The last employment data out of Canada saw employment rise by 231,000 (+1.2%) in June, following a cumulative decline of 275,000 over the previous two months. Employment growth was entirely in part-time work and concentrated among youth aged 15 to 24. The unemployment rate was 7.8%, as the total number of unemployed Canadians fell by 61,000 (-3.7%). The number of people in the labour force, either employed or unemployed, increased by 170,000 (+0.8%). The labour force participation rate increased 0.6 percentage points to 65.2%. So, there are good signs of a recovery that is set to continue as COVID_19 restrictions are likely to lift.
Oil is likely to be a drag going forward, but the oil price is likely to at least range even if gains are limited. The latest news from OPEC+ last week that production cuts will be eliminated by 2022 had oil sell off sharply. However, the $68 region found good support and limited falls. Medium-term oil should still find dip buyers and support the CAD.

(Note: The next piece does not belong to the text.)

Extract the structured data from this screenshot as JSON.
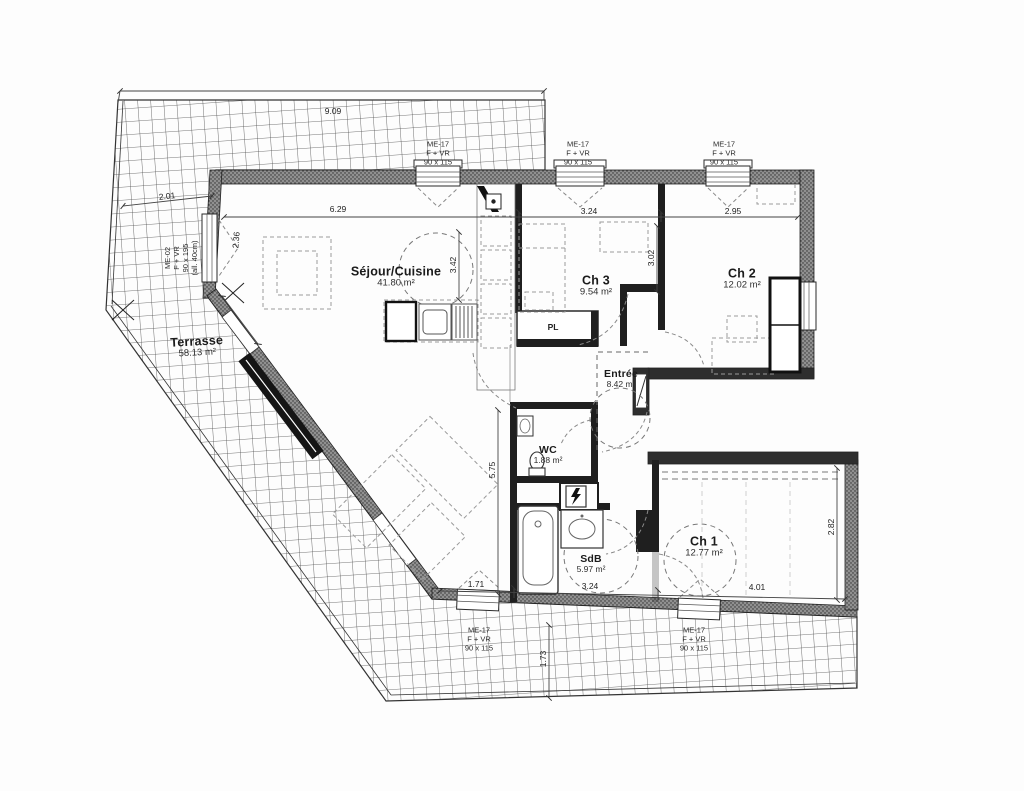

CAD is a high beta currency and benefits from the market’s improving risk outlook. As long as the broad vaccine optimism remains then the CAD should be supported on any deeper pullbacks. Against the USD the FOMC meeting tomorrow will be crucial. If the FED maintain their dovish tone then the USDCAD could be primed for a sharp fall. However, any further confirmation of June’s dot plot from the FOMC and the USDCAD could easily motor higher. The AUDCAD pair may be a better option for shorting as Australia struggles with the rising delta variant and low vaccination numbers.